Вишня слушает сон старухи,

плывущей к смерти.

 

А старухина смерть –

любо-дорого посмотреть:

высока – в небеса,

за плечами – остра коса.

Размахнётся да чирк по телу –

и включит шоу:

залетают, заплещут белым,

её душою

озаботятся все,

под рученьки понесут,

искупают в росе,

и чистенькую – на суд.

А в четвёртой серии – глядь –

старуха в раю.

А уж там – благодать –

привечают её, поют:

 

что ж ты, муся, больна-гола?

где ж ты горюшко мыкала?

полетим с тобой в горний зал,

там всегда у нас карнавал,

а наскучит плясать – в саду

отдыхай под берёзою,

хочешь – кренделя на меду?

хочешь – мужа тверёзого?

 

А у глупой-то вишни

и смерть глупей да тише.

Бестолковая смерть —

сохнуть-сохнуть, упасть и сопреть.

 

Сучьи дети

 

Я в терновнике густом нору вырою,

вырву шерсти из боков – нору выстелю,

глину стылую худым телом выгрею,

погляжу теперь: тепло ли да чисто ли.

 

Нас ни зверь, ни человек не найдут.

А снаружи – это ветер скулит.

Нору колкие кусты стерегут

и тропу к норе снега замели.

 

Пойте-пойте свои песенки тонкие,

пейте-пейте молоко моё белое.

Ночки тёмные у нас, зимы долгие.

Спите, умные мои, спите, смелые.

 

Я не слепну – это слёзы стоят.

Я не плачу – это шкура дрожит.

Я не мёрзну – это звёзды блестят

острыми голодными иглами...

 

Тритон

 

То был беззвучный длинный стон

во сне. И превратился сон

в тоскливую вину: тритон...

забыла накормить...

Стучал бы, что ли, по стеклу!

А то молчит в своём углу,

в аквариуме на полу –

немудрено забыть!

 

Я их десяток привезла

(контрабандистские дела)

и девять разом продала

ушли за три цены.

А этот надолго застрял:

в дороге ноги потерял –

и я ждала (наверно, зря)

регенерации.

 

Тут без него полно забот:

собаки лают, воет кот,

и попугай, как чёрт, орёт;

и я опять в долгах...

А он – молчун – сидит на дне,

в холодной, тёмной глубине,

и помнит, помнит обо мне...

И о своих ногах.

 

* * *

 

У времени сахара много –

такие большие барханы,

которым – ни края ни дна.

На что ему столько добра?

 

Досталась и мне, слава богу,

крупинка из этой сахары.

Но маленькая и одна,

и вкуса не разобра...

 

 

Уравнение

 

Когда ты – дитя пред миром: гол, бестолков,

когда ядовито плюётся любая ветка

и каждая тварь – охотник на человека, –

верь, несмышлёныш, бегущий от их клыков:

Бог – на стороне человека.

 

Когда твоя власть над миром так велика,

что червь безголосый кричит у земли во чреве,

сжимается море и пятясь ползёт река, –

знай, человек: из любви к тебе, а не в гневе, –

Бог – на стороне червяка.

 

Холодно

 

У мягкой улитки большие глаза и нет голоса.

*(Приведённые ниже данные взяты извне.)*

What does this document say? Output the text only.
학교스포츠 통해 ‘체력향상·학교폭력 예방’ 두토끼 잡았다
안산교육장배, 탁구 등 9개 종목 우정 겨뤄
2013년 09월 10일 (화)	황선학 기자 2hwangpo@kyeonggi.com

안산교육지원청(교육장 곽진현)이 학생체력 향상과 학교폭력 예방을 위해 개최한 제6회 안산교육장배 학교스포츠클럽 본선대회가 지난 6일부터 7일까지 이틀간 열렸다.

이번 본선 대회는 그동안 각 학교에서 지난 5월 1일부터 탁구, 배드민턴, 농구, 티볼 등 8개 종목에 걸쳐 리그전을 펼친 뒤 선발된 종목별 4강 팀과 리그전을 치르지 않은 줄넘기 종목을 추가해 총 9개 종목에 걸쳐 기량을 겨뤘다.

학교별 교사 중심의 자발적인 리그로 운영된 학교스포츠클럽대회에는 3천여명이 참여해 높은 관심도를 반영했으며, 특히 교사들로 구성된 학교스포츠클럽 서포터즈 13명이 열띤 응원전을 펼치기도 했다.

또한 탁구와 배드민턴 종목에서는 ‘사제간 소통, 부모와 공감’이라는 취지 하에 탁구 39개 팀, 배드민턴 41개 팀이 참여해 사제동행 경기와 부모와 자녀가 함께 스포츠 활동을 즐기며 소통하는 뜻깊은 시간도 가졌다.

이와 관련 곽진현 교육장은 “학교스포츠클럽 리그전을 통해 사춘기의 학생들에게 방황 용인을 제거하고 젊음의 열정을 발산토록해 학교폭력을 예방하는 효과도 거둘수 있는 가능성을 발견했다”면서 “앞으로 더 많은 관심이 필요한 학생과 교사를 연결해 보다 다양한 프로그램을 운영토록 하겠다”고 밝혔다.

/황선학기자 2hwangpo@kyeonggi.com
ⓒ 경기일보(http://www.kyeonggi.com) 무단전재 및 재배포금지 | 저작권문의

Глядит в темноту и не может сказать, как ей холодно.

Поглубже дрожащее тело упрятала в домике.

Но домик не греет: он слишком прозрачный и тоненький.

Улитка не может заплакать – ей слёз не положено.

Но знает дорогу к теплу, да не знает – а можно ли?

Вот так до рассвета и стынет, и дверца – открытая.

...А утром из домика выползет тварь ядовитая.